After the bill was filed in this case all of the stockholders of the Standard Company, except appellant, signed an instrument ratifying and consenting to the acts of the board of directors of the Standard Company in adopting the resolution authorizing the issue of the bonds and the making of the trust deed in question, and the acts of the officers of the company in issuing and executing said bonds and trust deed, and also declaring that said trust deed was intended to and does secure the payment of said bonds and is a lien on all the property of the company, subject to the lien of a prior mortgagor to secure the payment of certain bonds then amounting to $18,500, and directing the officers and directors of the company to employ counsel to defend this suit. It is insisted that this instrument constitutes a ratification by the corporation, acting through a majority of its stockholders, of the conduct of the directors in causing the bonds and trust deed in question to be issued and executed, and is operative to validate the same.
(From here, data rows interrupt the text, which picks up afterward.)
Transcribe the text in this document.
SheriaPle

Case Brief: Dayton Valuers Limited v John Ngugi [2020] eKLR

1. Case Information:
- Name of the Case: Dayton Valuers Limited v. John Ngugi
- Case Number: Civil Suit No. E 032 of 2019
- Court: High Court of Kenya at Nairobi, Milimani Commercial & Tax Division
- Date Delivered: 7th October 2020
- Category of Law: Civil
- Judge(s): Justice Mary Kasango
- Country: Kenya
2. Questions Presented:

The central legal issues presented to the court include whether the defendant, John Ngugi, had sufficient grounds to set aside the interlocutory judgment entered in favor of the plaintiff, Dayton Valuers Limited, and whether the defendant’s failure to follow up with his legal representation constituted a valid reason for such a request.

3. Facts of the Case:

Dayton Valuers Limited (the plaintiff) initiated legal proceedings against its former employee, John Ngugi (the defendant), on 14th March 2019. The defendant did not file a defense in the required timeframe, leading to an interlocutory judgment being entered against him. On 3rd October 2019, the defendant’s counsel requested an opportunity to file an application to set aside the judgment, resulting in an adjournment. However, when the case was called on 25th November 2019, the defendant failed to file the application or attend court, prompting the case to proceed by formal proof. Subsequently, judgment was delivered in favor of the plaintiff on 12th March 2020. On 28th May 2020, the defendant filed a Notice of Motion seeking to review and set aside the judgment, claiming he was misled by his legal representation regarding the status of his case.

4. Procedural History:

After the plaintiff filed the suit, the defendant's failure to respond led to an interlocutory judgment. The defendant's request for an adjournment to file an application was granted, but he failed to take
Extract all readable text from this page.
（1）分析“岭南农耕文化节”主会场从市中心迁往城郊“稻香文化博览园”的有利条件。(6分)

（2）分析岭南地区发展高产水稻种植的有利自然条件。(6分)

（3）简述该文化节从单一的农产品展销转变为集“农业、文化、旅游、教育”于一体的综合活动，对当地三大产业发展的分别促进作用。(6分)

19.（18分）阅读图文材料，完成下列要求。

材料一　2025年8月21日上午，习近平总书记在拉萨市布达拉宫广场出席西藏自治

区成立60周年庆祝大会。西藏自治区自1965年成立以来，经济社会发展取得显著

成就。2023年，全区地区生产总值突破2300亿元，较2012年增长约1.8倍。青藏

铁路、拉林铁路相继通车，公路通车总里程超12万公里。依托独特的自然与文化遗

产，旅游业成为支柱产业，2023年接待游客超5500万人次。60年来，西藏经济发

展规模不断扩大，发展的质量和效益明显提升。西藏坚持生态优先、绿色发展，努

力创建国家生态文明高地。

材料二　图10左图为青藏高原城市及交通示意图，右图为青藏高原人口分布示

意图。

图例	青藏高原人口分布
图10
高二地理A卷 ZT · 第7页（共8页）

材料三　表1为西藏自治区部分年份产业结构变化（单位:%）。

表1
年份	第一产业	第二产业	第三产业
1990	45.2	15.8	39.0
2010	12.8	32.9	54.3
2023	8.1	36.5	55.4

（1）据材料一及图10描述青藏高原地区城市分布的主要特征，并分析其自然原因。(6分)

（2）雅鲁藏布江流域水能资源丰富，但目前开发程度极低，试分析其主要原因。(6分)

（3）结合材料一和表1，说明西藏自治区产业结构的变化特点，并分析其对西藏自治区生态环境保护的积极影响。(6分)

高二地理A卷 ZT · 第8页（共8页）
Where the directors of a corporation enter into a contract with the corporation, which contract is voidable at the instance of an innocent stockholder, and it is made to appear that the conduct of the directors in negotiating such contract was actuated by fraudulent motives and the contract is unfair, unjust and oppressive, a ratification of such contract by a majority of the stockholders will not preclude a court of equity from setting aside the same at the instance of an innocent minority stockholder. Chicago Hansom Cab Co. v. Yerkes, 141 Ill. 320; Higgins v. Lansingh, 154 Ill. 301; Bixler v. Summerfield, 195 Ill. 147; Klein v. Independent Brewing Ass’n, 231 Ill. 594.
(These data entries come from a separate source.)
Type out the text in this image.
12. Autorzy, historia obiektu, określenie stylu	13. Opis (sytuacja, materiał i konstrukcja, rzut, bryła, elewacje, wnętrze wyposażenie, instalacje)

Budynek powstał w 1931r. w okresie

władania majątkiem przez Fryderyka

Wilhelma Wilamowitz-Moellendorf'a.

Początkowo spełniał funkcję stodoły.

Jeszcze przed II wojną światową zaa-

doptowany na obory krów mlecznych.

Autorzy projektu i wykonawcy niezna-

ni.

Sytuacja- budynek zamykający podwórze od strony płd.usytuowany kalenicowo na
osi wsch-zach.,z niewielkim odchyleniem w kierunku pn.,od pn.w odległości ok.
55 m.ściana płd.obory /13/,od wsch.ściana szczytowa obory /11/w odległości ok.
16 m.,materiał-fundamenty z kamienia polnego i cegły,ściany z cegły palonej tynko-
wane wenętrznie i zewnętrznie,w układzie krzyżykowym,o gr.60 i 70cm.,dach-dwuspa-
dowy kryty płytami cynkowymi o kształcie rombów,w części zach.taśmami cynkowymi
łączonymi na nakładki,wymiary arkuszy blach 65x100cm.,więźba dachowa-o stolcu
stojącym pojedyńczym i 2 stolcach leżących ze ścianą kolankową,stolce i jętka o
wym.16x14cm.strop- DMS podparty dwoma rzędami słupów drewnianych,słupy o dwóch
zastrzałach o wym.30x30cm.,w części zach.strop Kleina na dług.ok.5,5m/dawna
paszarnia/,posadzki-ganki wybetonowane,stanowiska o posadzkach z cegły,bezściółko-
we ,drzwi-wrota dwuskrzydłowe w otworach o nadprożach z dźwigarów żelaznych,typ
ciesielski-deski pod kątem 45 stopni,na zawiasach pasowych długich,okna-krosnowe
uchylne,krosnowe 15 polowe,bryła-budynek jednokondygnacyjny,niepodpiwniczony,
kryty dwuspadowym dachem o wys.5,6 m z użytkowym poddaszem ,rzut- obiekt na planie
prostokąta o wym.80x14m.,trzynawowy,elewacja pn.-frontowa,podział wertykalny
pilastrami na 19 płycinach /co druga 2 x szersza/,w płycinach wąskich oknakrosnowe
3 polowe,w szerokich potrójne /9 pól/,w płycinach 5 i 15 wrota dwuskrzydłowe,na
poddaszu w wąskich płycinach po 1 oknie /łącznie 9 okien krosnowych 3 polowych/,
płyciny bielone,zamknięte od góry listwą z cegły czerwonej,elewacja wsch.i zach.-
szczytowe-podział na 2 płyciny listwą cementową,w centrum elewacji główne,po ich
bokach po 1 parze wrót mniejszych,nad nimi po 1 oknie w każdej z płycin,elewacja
The decree will be reversed and the cause remanded to the Superior Court with directions to that court to enter a decree declaring said bonds and deed of trust to be null and void and setting the same aside, and that Bell and Zoller be subrogated to all the rights of the several creditors of the Standard Company, to whom the proceeds of said bonds were paid, and in the event that the principal of the debts of said Standard Company so paid out of the proceeds of said bonds does not amount to $48,500, being $50,000 less $1,500 improperly paid for interest on said bonds, that said Bell and Zoller have a claim against said company for the amount of the deficiency, if any.

Decree reversed and remanded with directions.